Florometra serratissima is a species of crinoid or feather star in the family Antedonidae. It is found off the Pacific coast of North America, usually in deep water.

==Description==
The mouth is located on the upper side at the centre of the calyx, with the anus nearby. Surrounding the calyx are five jointed limbs. These branch at the base to form ten or more arms, each of which has jointed appendages known as pinnules growing from it, in a feather-like fashion. The centre of each arm has an ambulacral groove down which food particles are moved by cilia to the mouth. When the arms are fully extended to either side, the crinoid may measure 25 cm across. On the aboral (under) surface are clawlike cirri which grasp the seabed. This feather star is reddish-brown. Juveniles have a long stalk.

==Distribution==
Florometra serratissima is native to the Pacific coast of North America, its range extending from the Shumagin Islands and Sanak Islands off Alaska southward to Isla Natividad off Baja California. Its depth range is from 11 to 1252 m, but it is more commonly found in deep water. It lives deeper in warmer waters, and climbs shallower in colder waters, past Canada.

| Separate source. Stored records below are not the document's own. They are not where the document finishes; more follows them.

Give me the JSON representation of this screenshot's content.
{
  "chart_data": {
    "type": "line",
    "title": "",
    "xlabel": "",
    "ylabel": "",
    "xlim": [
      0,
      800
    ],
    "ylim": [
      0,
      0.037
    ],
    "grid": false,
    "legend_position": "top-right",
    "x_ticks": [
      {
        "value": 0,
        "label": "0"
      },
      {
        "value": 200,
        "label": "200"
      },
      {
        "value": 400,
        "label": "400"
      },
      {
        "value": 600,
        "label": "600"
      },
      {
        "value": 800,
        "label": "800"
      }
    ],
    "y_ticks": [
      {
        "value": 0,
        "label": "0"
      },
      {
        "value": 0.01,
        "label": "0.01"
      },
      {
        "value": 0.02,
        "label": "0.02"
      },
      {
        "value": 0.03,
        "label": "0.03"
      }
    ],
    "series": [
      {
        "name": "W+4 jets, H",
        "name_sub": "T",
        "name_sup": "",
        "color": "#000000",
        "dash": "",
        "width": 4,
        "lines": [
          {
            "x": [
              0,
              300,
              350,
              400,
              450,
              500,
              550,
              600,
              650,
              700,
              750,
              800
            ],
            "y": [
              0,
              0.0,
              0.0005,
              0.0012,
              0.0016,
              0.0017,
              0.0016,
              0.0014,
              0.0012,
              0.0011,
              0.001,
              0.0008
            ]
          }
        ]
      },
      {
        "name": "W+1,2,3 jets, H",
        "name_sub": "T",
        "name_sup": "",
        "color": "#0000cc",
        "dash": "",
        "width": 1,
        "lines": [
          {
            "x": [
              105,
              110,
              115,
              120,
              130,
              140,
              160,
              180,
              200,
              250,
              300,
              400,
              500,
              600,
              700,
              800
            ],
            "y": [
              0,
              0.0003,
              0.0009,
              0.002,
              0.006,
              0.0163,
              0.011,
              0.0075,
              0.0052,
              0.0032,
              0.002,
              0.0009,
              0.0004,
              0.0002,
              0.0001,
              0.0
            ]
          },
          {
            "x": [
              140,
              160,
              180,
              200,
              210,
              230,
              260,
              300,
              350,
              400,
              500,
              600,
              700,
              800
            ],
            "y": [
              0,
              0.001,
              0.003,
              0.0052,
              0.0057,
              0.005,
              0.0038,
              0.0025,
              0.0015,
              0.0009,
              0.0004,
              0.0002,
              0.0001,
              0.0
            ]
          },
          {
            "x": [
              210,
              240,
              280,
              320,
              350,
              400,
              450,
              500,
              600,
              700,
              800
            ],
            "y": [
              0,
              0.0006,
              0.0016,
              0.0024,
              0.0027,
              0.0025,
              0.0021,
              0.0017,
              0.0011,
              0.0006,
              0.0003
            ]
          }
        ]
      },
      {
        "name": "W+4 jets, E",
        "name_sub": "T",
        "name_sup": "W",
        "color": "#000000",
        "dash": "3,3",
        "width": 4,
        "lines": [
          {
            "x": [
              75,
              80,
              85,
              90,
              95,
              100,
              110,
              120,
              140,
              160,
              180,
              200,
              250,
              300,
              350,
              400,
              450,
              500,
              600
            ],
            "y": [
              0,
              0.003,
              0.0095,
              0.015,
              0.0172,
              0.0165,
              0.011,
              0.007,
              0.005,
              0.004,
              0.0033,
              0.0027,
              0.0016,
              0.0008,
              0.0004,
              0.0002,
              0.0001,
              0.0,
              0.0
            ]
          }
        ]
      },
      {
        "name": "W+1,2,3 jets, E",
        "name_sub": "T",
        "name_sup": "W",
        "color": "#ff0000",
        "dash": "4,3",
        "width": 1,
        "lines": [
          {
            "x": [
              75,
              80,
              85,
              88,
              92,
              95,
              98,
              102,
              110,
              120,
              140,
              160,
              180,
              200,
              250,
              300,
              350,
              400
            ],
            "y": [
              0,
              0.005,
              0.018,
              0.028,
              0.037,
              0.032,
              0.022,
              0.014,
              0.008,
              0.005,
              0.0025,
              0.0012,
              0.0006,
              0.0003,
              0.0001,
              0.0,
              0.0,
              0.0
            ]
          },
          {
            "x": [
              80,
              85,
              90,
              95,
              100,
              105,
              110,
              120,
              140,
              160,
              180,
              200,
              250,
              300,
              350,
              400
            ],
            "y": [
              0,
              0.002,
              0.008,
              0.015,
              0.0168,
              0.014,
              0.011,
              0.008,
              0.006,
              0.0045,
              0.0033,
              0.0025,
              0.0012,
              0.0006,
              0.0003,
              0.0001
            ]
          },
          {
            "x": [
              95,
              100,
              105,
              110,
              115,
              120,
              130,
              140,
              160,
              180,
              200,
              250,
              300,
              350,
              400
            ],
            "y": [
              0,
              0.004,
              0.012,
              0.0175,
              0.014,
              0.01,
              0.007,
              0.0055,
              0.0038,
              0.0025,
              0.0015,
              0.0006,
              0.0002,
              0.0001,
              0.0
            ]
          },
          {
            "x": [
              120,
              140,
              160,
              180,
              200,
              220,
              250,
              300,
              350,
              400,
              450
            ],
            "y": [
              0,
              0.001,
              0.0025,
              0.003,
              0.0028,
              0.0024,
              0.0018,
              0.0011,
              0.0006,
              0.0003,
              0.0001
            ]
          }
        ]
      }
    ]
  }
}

This species is the only living crinoid observable in the American Pacific Ocean, although only the most experienced divers can reach it.

==Ecology==
These crinoids can live on either rocks or soft sediment, and can move around using their cirri as feet, or can swim by beating their arms; they are suspension feeders, choosing locations with strong currents and extending their arms to catch plankton floating past. Although the arms of F. serratissima have special joints known as syzygies where they are designed to part when stressed, researchers grasping this crinoid found the arms invariably broke off at the base. If it loses an arm, by autotomy or predation, the arm can be regenerated, the speed of regeneration being independent of whether the regrowth is happening from a long or a short stump.